Today, chatbots are present on a quarter of all company websites. They are still imperfect systems, but they are capable of handling standard tasks such as answering a customer question or informing them about a product/service. They are used through different channels such as the internet, social networks or messaging platforms.
Semantic search is actually ubiquitous. It concerns search engines, digital assistance agents, connected and smart speakers… This field is also in development and being improved.
Semantic search aims to improve the customer experience by providing individualized answers that clearly respond to the query expressed. It takes into account the context and compares the words used by the user with those in its database. This allows it to propose several answers corresponding to the request.
Here, the artificial intelligence will be able to extract key information in order to assign a category to the document in question. This can be done on the basis of "article topic" for example.

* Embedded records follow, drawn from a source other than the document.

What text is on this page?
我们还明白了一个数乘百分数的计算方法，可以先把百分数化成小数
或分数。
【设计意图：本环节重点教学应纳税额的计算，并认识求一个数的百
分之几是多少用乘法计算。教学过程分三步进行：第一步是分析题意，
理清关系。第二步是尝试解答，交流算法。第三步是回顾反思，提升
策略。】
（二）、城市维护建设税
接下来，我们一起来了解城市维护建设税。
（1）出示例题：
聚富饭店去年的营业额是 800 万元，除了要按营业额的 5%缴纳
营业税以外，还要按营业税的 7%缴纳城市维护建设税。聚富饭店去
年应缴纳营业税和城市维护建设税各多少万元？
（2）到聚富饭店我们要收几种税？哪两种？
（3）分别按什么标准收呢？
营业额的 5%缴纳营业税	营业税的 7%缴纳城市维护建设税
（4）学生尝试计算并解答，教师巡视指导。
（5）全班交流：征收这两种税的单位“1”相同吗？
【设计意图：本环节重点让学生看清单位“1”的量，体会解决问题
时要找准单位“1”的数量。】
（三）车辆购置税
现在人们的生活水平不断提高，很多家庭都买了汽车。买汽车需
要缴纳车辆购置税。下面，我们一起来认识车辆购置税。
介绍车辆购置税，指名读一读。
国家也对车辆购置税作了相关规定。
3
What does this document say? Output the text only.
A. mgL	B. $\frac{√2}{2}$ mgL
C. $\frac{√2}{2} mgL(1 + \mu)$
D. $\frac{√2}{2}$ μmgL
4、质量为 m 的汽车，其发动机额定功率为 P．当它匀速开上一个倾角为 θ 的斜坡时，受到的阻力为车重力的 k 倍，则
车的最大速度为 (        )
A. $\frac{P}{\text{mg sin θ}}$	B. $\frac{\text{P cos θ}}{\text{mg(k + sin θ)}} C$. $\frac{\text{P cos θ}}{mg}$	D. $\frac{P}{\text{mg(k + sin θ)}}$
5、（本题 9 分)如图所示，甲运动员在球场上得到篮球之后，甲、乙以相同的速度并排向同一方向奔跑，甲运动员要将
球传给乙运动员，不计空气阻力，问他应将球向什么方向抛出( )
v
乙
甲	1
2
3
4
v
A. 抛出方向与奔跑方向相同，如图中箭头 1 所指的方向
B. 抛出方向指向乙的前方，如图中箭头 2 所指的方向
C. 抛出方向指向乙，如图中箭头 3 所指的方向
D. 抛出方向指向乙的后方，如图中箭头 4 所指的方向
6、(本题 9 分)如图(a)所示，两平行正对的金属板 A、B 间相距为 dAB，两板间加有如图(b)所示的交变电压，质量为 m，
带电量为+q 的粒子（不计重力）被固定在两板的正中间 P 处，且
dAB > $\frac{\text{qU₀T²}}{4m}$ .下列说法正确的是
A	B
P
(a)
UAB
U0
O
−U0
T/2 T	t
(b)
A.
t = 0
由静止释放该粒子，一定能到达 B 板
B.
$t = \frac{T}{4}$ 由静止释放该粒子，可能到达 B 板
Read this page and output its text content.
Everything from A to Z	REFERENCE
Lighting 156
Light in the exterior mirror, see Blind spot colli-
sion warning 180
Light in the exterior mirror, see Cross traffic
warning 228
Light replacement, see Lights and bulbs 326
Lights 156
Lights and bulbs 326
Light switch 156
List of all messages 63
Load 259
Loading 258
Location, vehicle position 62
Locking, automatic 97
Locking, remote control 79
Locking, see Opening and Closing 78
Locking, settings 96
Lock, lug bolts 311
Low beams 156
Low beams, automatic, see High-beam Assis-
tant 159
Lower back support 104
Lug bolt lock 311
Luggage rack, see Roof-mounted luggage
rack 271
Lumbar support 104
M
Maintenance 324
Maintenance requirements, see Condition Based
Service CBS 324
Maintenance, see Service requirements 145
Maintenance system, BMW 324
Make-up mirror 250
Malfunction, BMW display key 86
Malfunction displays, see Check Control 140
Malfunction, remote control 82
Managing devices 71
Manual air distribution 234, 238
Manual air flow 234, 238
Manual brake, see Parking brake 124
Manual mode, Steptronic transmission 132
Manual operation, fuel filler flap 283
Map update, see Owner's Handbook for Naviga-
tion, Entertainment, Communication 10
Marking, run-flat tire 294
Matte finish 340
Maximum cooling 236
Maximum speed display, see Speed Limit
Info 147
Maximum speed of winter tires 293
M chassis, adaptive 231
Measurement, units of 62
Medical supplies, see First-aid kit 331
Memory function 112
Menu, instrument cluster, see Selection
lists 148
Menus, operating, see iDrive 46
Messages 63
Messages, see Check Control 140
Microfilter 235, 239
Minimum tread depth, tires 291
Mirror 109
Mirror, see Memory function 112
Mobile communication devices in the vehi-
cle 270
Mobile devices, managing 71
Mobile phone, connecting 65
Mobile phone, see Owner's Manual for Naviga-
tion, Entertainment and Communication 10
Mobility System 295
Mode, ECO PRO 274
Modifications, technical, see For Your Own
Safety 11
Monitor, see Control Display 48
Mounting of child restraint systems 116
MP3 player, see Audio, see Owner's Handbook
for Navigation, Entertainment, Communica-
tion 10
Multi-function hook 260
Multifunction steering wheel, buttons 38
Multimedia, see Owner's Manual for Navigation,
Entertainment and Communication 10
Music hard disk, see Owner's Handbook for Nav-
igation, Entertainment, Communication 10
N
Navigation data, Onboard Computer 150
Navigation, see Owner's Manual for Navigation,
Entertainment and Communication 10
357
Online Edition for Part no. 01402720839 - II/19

These advances reflect what AI encompasses and what it is capable of doing. However, this is just the beginning and these systems are expected to improve significantly over the next few years.
To get an idea of future applications, current projects include (among others):
- The human-machine interface (HMI)
The man-machine interfaces already exist, but they are in full mutation. It is a dashboard (screen) allowing the user to communicate with a computer program. For example, in a car, the driver can control the air conditioning, the lighting or the radio. These control instruments then refer to the car's HMI.
The HMI is an integral part of the customer experience. It is these interfaces that provide access to intuitive, modern and efficient platforms. The open platform architecture of tomorrow's HMI solutions will provide more functionality and application connectivity to ensure greater freedom of use.
Among the future projects of the HMI we also find the brain-to-text. As its name indicates, it would use brain waves to convert human thoughts into text.
But there is still a lot of work to do before we get there !
- No code platforms
No Code would allow digital content creators to develop more simply. There would be no need to code and the user's task would be more intuitive.
This means that the developer doesn't need to have too much technical knowledge, he can give free rein to his creativity and benefits from a better accessibility to the platforms. The idea is to improve and accelerate the creation of projects, as coding can sometimes be very time-consuming and requires a lot of knowledge.